Los tres motores BMW de 750 CV del viejo Junkers JU-52, braman en la soledad nocturna de un desierto infinito, que con indiferencia nos acompaña desde hace rato a unos cientos de metros bajo nuestros pies. La oscuridad azul lo envuelve todo, matizada por millones de estrellas que explotan en un espectáculo de constelaciones, convirtiéndose en un increíble derroche de belleza tal, que jamás en mi inexperta vida había visto antes. Me amodorro con el ronroneo de la aeronave, intentando cogerle la forma al incómodo asiento, pero es entonces cuando abren la portezuela y el aire a bramidos entra cortándonos la cara, para devolvernos a una realidad intimidante que nos cala hasta los huesos. El sargento 1º nos conmina a gritos a que revisemos el equipo, entre insultos y bravuconadas, y nos da los últimos consejos antes del salto. Compruebo por enésima vez el cierre del cuchillo que llevo en la pierna, metido en la caña de la bota, reviso los cargadores del CETME y beso la estampita de la Virgen del Carmen, la que me ha dado mi madre, mientras intento sin éxito recordar alguna plegaria de las que ella me enseñó.

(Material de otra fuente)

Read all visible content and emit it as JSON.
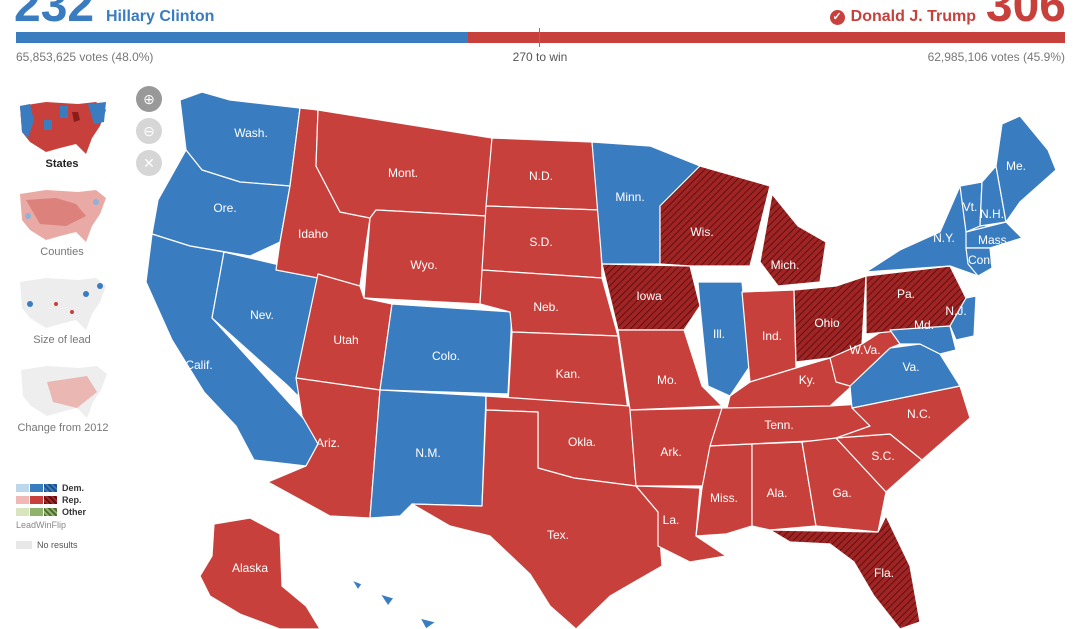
{
  "header": {
    "dem_ev": "232",
    "dem_name": "Hillary Clinton",
    "dem_votes": "65,853,625 votes (48.0%)",
    "rep_ev": "306",
    "rep_name": "Donald J. Trump",
    "rep_votes": "62,985,106 votes (45.9%)",
    "to_win": "270 to win"
  },
  "views": [
    {
      "label": "States",
      "selected": true
    },
    {
      "label": "Counties",
      "selected": false
    },
    {
      "label": "Size of lead",
      "selected": false
    },
    {
      "label": "Change from 2012",
      "selected": false
    }
  ],
  "zoom_controls": [
    "zoom-in-icon",
    "zoom-out-icon",
    "close-icon"
  ],
  "legend": {
    "dem": "Dem.",
    "rep": "Rep.",
    "other": "Other",
    "sub": "LeadWinFlip",
    "no_results": "No results",
    "colors": {
      "dem_lead": "#bcd7ec",
      "dem_win": "#3a7cc0",
      "rep_lead": "#f0b9b5",
      "rep_win": "#c8403c",
      "flip": "#8b1c1c",
      "other_lead": "#d8e6c0",
      "other_win": "#8fb36b",
      "no_results": "#e8e8e8"
    }
  },
  "colors": {
    "dem": "#3a7cc0",
    "rep": "#c8403c",
    "flip": "#8b1c1c"
  },
  "states": [
    {
      "abbr": "Wash.",
      "party": "dem"
    },
    {
      "abbr": "Ore.",
      "party": "dem"
    },
    {
      "abbr": "Calif.",
      "party": "dem"
    },
    {
      "abbr": "Nev.",
      "party": "dem"
    },
    {
      "abbr": "Idaho",
      "party": "rep"
    },
    {
      "abbr": "Mont.",
      "party": "rep"
    },
    {
      "abbr": "Wyo.",
      "party": "rep"
    },
    {
      "abbr": "Utah",
      "party": "rep"
    },
    {
      "abbr": "Ariz.",
      "party": "rep"
    },
    {
      "abbr": "Colo.",
      "party": "dem"
    },
    {
      "abbr": "N.M.",
      "party": "dem"
    },
    {
      "abbr": "N.D.",
      "party": "rep"
    },
    {
      "abbr": "S.D.",
      "party": "rep"
    },
    {
      "abbr": "Neb.",
      "party": "rep"
    },
    {
      "abbr": "Kan.",
      "party": "rep"
    },
    {
      "abbr": "Okla.",
      "party": "rep"
    },
    {
      "abbr": "Tex.",
      "party": "rep"
    },
    {
      "abbr": "Minn.",
      "party": "dem"
    },
    {
      "abbr": "Iowa",
      "party": "flip"
    },
    {
      "abbr": "Mo.",
      "party": "rep"
    },
    {
      "abbr": "Ark.",
      "party": "rep"
    },
    {
      "abbr": "La.",
      "party": "rep"
    },
    {
      "abbr": "Wis.",
      "party": "flip"
    },
    {
      "abbr": "Ill.",
      "party": "dem"
    },
    {
      "abbr": "Mich.",
      "party": "flip"
    },
    {
      "abbr": "Ind.",
      "party": "rep"
    },
    {
      "abbr": "Ohio",
      "party": "flip"
    },
    {
      "abbr": "Ky.",
      "party": "rep"
    },
    {
      "abbr": "Tenn.",
      "party": "rep"
    },
    {
      "abbr": "Miss.",
      "party": "rep"
    },
    {
      "abbr": "Ala.",
      "party": "rep"
    },
    {
      "abbr": "Ga.",
      "party": "rep"
    },
    {
      "abbr": "Fla.",
      "party": "flip"
    },
    {
      "abbr": "S.C.",
      "party": "rep"
    },
    {
      "abbr": "N.C.",
      "party": "rep"
    },
    {
      "abbr": "Va.",
      "party": "dem"
    },
    {
      "abbr": "W.Va.",
      "party": "rep"
    },
    {
      "abbr": "Pa.",
      "party": "flip"
    },
    {
      "abbr": "N.Y.",
      "party": "dem"
    },
    {
      "abbr": "Md.",
      "party": "dem"
    },
    {
      "abbr": "N.J.",
      "party": "dem"
    },
    {
      "abbr": "Vt.",
      "party": "dem"
    },
    {
      "abbr": "N.H.",
      "party": "dem"
    },
    {
      "abbr": "Mass.",
      "party": "dem"
    },
    {
      "abbr": "Conn.",
      "party": "dem"
    },
    {
      "abbr": "Me.",
      "party": "dem"
    },
    {
      "abbr": "Alaska",
      "party": "rep"
    }
  ]
}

El aire me la arranca de la mano y ya no la vuelvo ver. Me espera un salto a ciegas, sobre lo que parece una sima negra de dunas sinuosas, seguramente plagada de escorpiones y de matarifes con turbante y chilaba, ansiosos por hundir sus gumías en gargantas o riñones españoles. Nos enfrentamos a gente avezada en la lucha cuerpo a cuerpo, en golpes de mano y puñaladas por la espalda. En salir de la nada para luego volver a ella en segundos. Marrulleros, traidores, imprevisibles. Esos que en toda su historia jamás se han compadecido de ellos mismos, y por ende nunca lo harán de nosotros. Al fin y al cabo somos los extranjeros, los cristianos, los que ya hemos olvidado lo que cuesta defender tu propia tierra del opresor; y lo tenaz y peligroso que puede ser cualquier desgraciado que se convierte, por simple juego del destino, en lo único que se interpone entre ese invasor y la propia familia de cada uno. Espartanos del Rif que con una bolsa de dátiles, un pellejo de agua y unos peines de balas, mantienen una posición durante semanas, sin un paso atrás, sin miedo, fundidos en ese paisaje que les ha dado su razón de ser. Hombres duros, estoicos, esforzados, como el entorno que les rodea, y con el que, por simple simbiosis, forman un todo.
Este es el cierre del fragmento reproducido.